The Parable of the Prodigal Son

A young man abandons the family farm and goes looking for happiness in the pleasures of the city.

30

Roman Empire 27 BC - AD 1453

Introduction

Many Jews in first-century Judaea compromised with Roman ways, and even collaborated with the invading power. Those who came to regret their choices found in Jesus a firm yet gentle mentor, but others grumbled at the welcome he gave. “There is joy in the presence of the angels of God” Jesus reminded them “over one sinner that repenteth”, and he told them this tale.

A CERTAIN man had two sons: And the younger of them said to his father, Father, give me the portion of goods that falleth to me. And he divided unto them his living. And not many days after the younger son gathered all together, and took his journey into a far country, and there wasted his substance with riotous living.

And when he had spent all, there arose a mighty famine in that land; and he began to be in want. And he went and joined himself to a citizen of that country; and he sent him into his fields to feed swine.* And he would fain have filled his belly with the husks that the swine did eat: and no man gave unto him. And when he came to himself, he said, “How many hired servants of my father’s have bread enough and to spare, and I perish with hunger!
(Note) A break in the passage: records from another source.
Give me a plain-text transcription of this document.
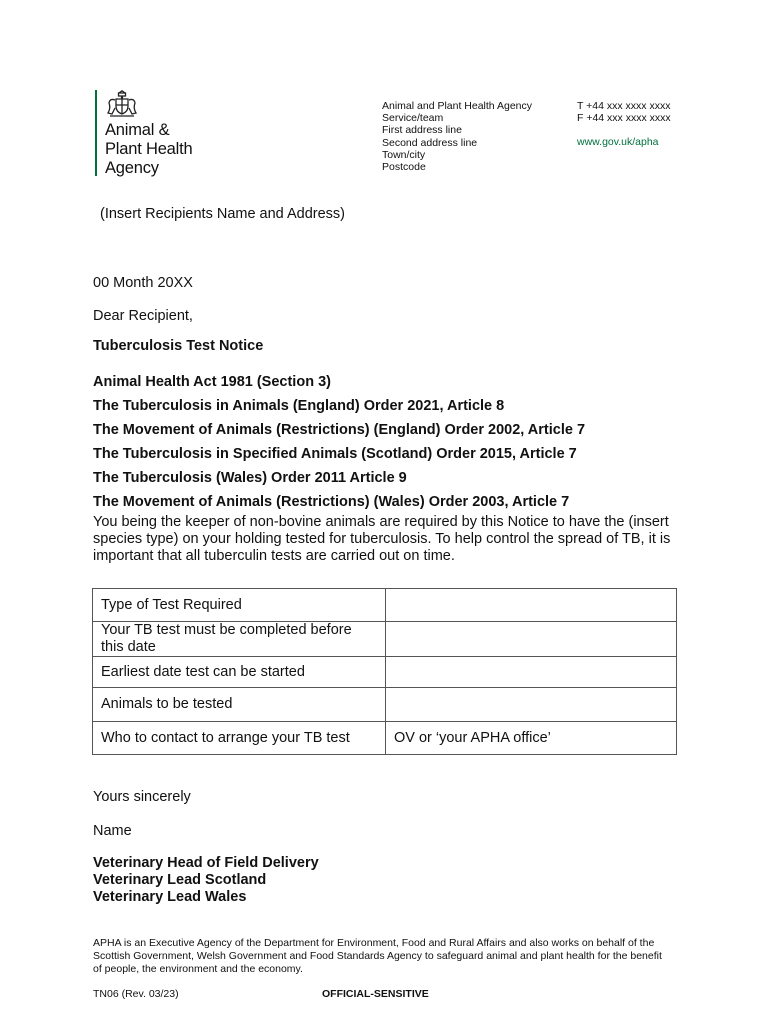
Animal &
Plant Health
Agency
Animal and Plant Health Agency
Service/team
First address line
Second address line
Town/city
Postcode
T +44 xxx xxxx xxxx
F +44 xxx xxxx xxxx
www.gov.uk/apha
(Insert Recipients Name and Address)
00 Month 20XX
Dear Recipient,
Tuberculosis Test Notice
Animal Health Act 1981 (Section 3)
The Tuberculosis in Animals (England) Order 2021, Article 8
The Movement of Animals (Restrictions) (England) Order 2002, Article 7
The Tuberculosis in Specified Animals (Scotland) Order 2015, Article 7
The Tuberculosis (Wales) Order 2011 Article 9
The Movement of Animals (Restrictions) (Wales) Order 2003, Article 7
You being the keeper of non-bovine animals are required by this Notice to have the (insert species type) on your holding tested for tuberculosis. To help control the spread of TB, it is important that all tuberculin tests are carried out on time.
Type of Test Required	
Your TB test must be completed before this date	
Earliest date test can be started	
Animals to be tested	
Who to contact to arrange your TB test	OV or ‘your APHA office’
Yours sincerely
Name
Veterinary Head of Field Delivery
Veterinary Lead Scotland
Veterinary Lead Wales
APHA is an Executive Agency of the Department for Environment, Food and Rural Affairs and also works on behalf of the Scottish Government, Welsh Government and Food Standards Agency to safeguard animal and plant health for the benefit of people, the environment and the economy.
TN06 (Rev. 03/23)	OFFICIAL-SENSITIVE
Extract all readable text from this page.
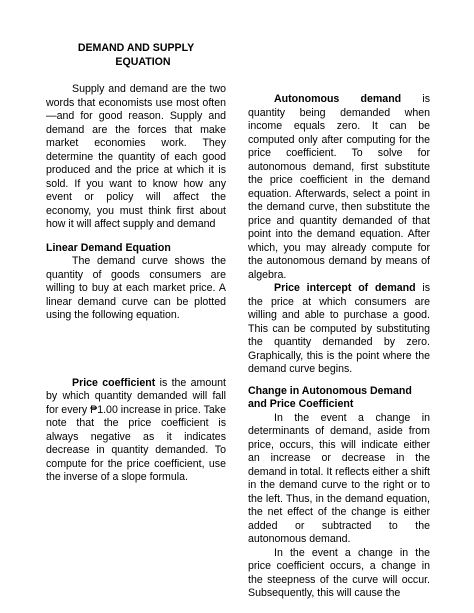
DEMAND AND SUPPLY
EQUATION

Supply and demand are the two words that economists use most often —and for good reason. Supply and demand are the forces that make market economies work. They determine the quantity of each good produced and the price at which it is sold. If you want to know how any event or policy will affect the economy, you must think first about how it will affect supply and demand

Linear Demand Equation

The demand curve shows the quantity of goods consumers are willing to buy at each market price. A linear demand curve can be plotted using the following equation.

Price coefficient is the amount by which quantity demanded will fall for every ₱1.00 increase in price. Take note that the price coefficient is always negative as it indicates decrease in quantity demanded. To compute for the price coefficient, use the inverse of a slope formula.

Autonomous demand is quantity being demanded when income equals zero. It can be computed only after computing for the price coefficient. To solve for autonomous demand, first substitute the price coefficient in the demand equation. Afterwards, select a point in the demand curve, then substitute the price and quantity demanded of that point into the demand equation. After which, you may already compute for the autonomous demand by means of algebra.

Price intercept of demand is the price at which consumers are willing and able to purchase a good. This can be computed by substituting the quantity demanded by zero. Graphically, this is the point where the demand curve begins.

Change in Autonomous Demand and Price Coefficient

In the event a change in determinants of demand, aside from price, occurs, this will indicate either an increase or decrease in the demand in total. It reflects either a shift in the demand curve to the right or to the left. Thus, in the demand equation, the net effect of the change is either added or subtracted to the autonomous demand.

In the event a change in the price coefficient occurs, a change in the steepness of the curve will occur. Subsequently, this will cause the
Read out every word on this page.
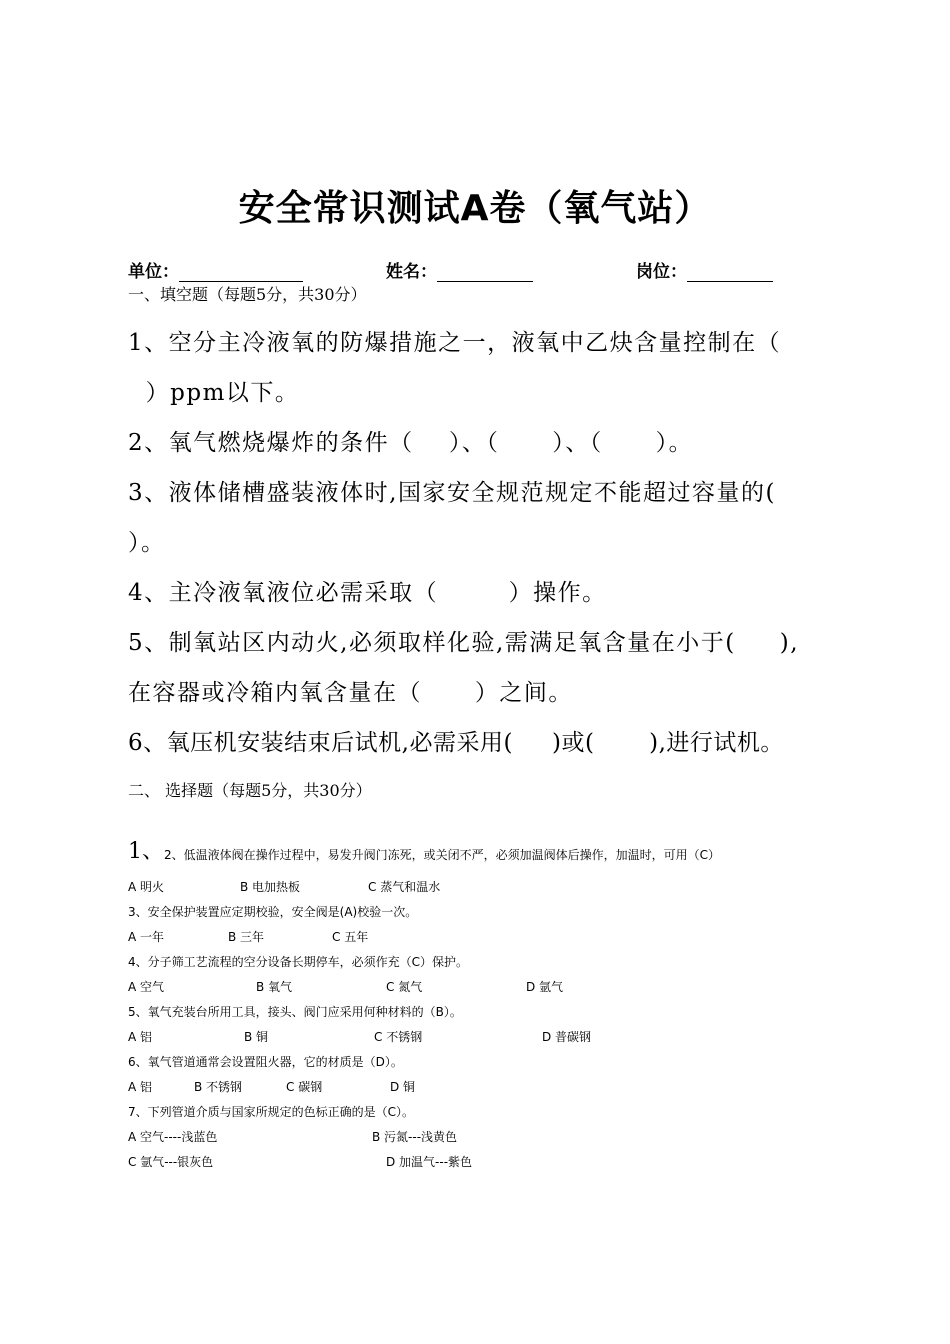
安全常识测试A卷（氧气站）
单位：	姓名：	岗位：
一、填空题（每题5分，共30分）
1、空分主冷液氧的防爆措施之一，液氧中乙炔含量控制在（
）ppm以下。
2、氧气燃烧爆炸的条件（    ）、（      ）、（      ）。
3、液体储槽盛装液体时,国家安全规范规定不能超过容量的(
）。
4、主冷液氧液位必需采取（        ）操作。
5、制氧站区内动火,必须取样化验,需满足氧含量在小于(     ),
在容器或冷箱内氧含量在（      ）之间。
6、氧压机安装结束后试机,必需采用(     )或(       ),进行试机。
二、 选择题（每题5分，共30分）
1、 2、低温液体阀在操作过程中，易发升阀门冻死，或关闭不严，必须加温阀体后操作，加温时，可用（C）
A 明火	B 电加热板	C 蒸气和温水
3、安全保护装置应定期校验，安全阀是(A)校验一次。
A 一年	B 三年	C 五年
4、分子筛工艺流程的空分设备长期停车，必须作充（C）保护。
A 空气	B 氧气	C 氮气	D 氩气
5、氧气充装台所用工具，接头、阀门应采用何种材料的（B）。
A 铝	B 铜	C 不锈钢	D 普碳钢
6、氧气管道通常会设置阻火器，它的材质是（D）。
A 铝	B 不锈钢	C 碳钢	D 铜
7、下列管道介质与国家所规定的色标正确的是（C）。
A 空气----浅蓝色	B 污氮---浅黄色
C 氩气---银灰色	D 加温气---紫色
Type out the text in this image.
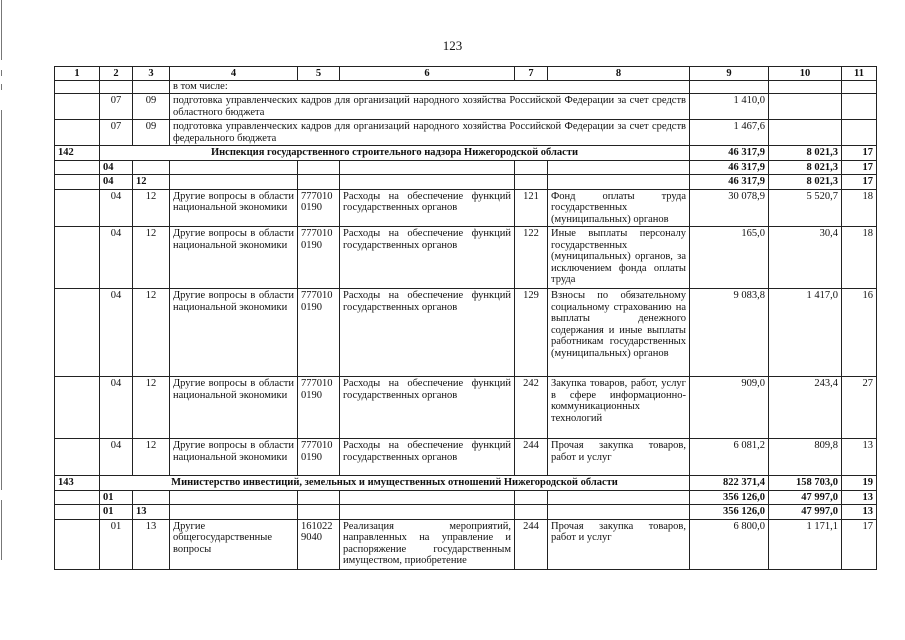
123
1	2	3	4	5	6	7	8	9	10	11
			в том числе:							
	07	09	подготовка управленческих кадров для организаций народного хозяйства Российской Федерации за счет средств областного бюджета					1 410,0		
	07	09	подготовка управленческих кадров для организаций народного хозяйства Российской Федерации за счет средств федерального бюджета					1 467,6		
142	Инспекция государственного строительного надзора Нижегородской области							46 317,9	8 021,3	17
	04							46 317,9	8 021,3	17
	04	12						46 317,9	8 021,3	17
	04	12	Другие вопросы в области национальной экономики	777010 0190	Расходы на обеспечение функций государственных органов	121	Фонд оплаты труда государственных (муниципальных) органов	30 078,9	5 520,7	18
	04	12	Другие вопросы в области национальной экономики	777010 0190	Расходы на обеспечение функций государственных органов	122	Иные выплаты персоналу государственных (муниципальных) органов, за исключением фонда оплаты труда	165,0	30,4	18
	04	12	Другие вопросы в области национальной экономики	777010 0190	Расходы на обеспечение функций государственных органов	129	Взносы по обязательному социальному страхованию на выплаты денежного содержания и иные выплаты работникам государственных (муниципальных) органов	9 083,8	1 417,0	16
	04	12	Другие вопросы в области национальной экономики	777010 0190	Расходы на обеспечение функций государственных органов	242	Закупка товаров, работ, услуг в сфере информационно-коммуникационных технологий	909,0	243,4	27
	04	12	Другие вопросы в области национальной экономики	777010 0190	Расходы на обеспечение функций государственных органов	244	Прочая закупка товаров, работ и услуг	6 081,2	809,8	13
143	Министерство инвестиций, земельных и имущественных отношений Нижегородской области							822 371,4	158 703,0	19
	01							356 126,0	47 997,0	13
	01	13						356 126,0	47 997,0	13
	01	13	Другие общегосударственные вопросы	161022 9040	Реализация мероприятий, направленных на управление и распоряжение государственным имуществом, приобретение	244	Прочая закупка товаров, работ и услуг	6 800,0	1 171,1	17
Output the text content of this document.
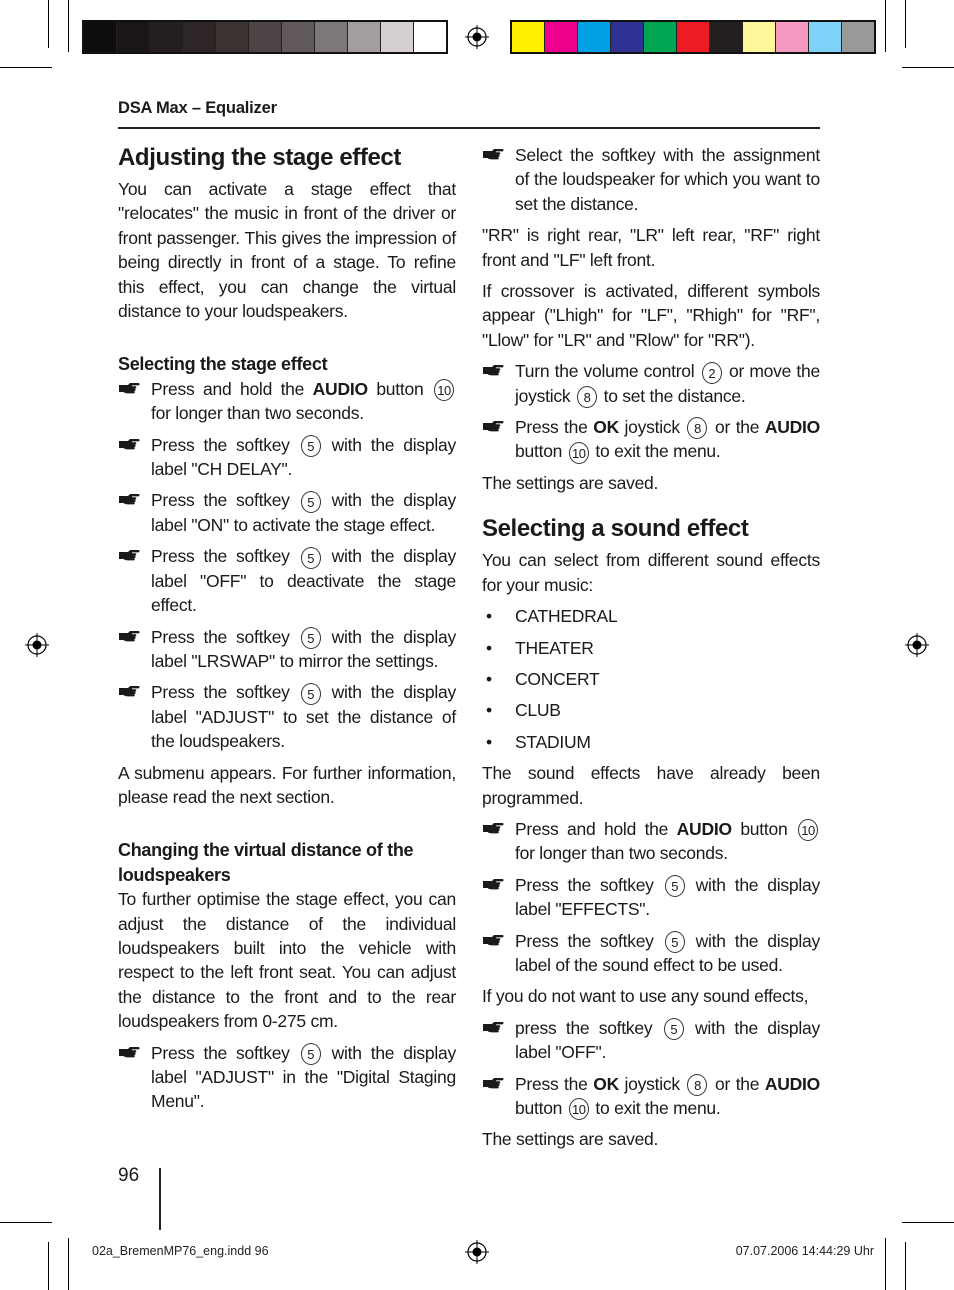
DSA Max – Equalizer
Adjusting the stage effect

You can activate a stage effect that "relocates" the music in front of the driver or front passenger. This gives the impression of being directly in front of a stage. To refine this effect, you can change the virtual distance to your loudspeakers.

Selecting the stage effect
Press and hold the AUDIO button 10 for longer than two seconds.
Press the softkey 5 with the display label "CH DELAY".
Press the softkey 5 with the display label "ON" to activate the stage effect.
Press the softkey 5 with the display label "OFF" to deactivate the stage effect.
Press the softkey 5 with the display label "LRSWAP" to mirror the settings.
Press the softkey 5 with the display label "ADJUST" to set the distance of the loudspeakers.

A submenu appears. For further information, please read the next section.

Changing the virtual distance of the loudspeakers

To further optimise the stage effect, you can adjust the distance of the individual loudspeakers built into the vehicle with respect to the left front seat. You can adjust the distance to the front and to the rear loudspeakers from 0-275 cm.

Press the softkey 5 with the display label "ADJUST" in the "Digital Staging Menu".
Select the softkey with the assignment of the loudspeaker for which you want to set the distance.

"RR" is right rear, "LR" left rear, "RF" right front and "LF" left front.

If crossover is activated, different symbols appear ("Lhigh" for "LF", "Rhigh" for "RF", "Llow" for "LR" and "Rlow" for "RR").

Turn the volume control 2 or move the joystick 8 to set the distance.
Press the OK joystick 8 or the AUDIO button 10 to exit the menu.

The settings are saved.

Selecting a sound effect

You can select from different sound effects for your music:

• CATHEDRAL
• THEATER
• CONCERT
• CLUB
• STADIUM

The sound effects have already been programmed.

Press and hold the AUDIO button 10 for longer than two seconds.
Press the softkey 5 with the display label "EFFECTS".
Press the softkey 5 with the display label of the sound effect to be used.

If you do not want to use any sound effects,

press the softkey 5 with the display label "OFF".
Press the OK joystick 8 or the AUDIO button 10 to exit the menu.

The settings are saved.

96
02a_BremenMP76_eng.indd 96	07.07.2006 14:44:29 Uhr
I will arise and go to my father, and will say unto him, Father, I have sinned against heaven, and before thee, And am no more worthy to be called thy son: make me as one of thy hired servants.”

* Pigs were unclean animals for Jews, according to Leviticus 11:7-8 and Deuteronomy 14:8: “And the swine, because it divideth the hoof, yet cheweth not the cud, it is unclean unto you: ye shall not eat of their flesh, nor touch their dead carcase”. It would not have been necessary to go very far to find swine, as they were farmed in the neighbourhood of the town of Gadara, in the Decapolis on the eastern side of the Sea of Galilee. See Luke 8:26-33.

Précis
In Jesus’s Parable of the Prodigal Son, a young man demands his inheritance early, so he can go abroad and see life. In no time he is bankrupt, and reduced to keeping pigs; and as the pigs eat better than he does, he resolves to humble himself and go home for a job on his father’s estates.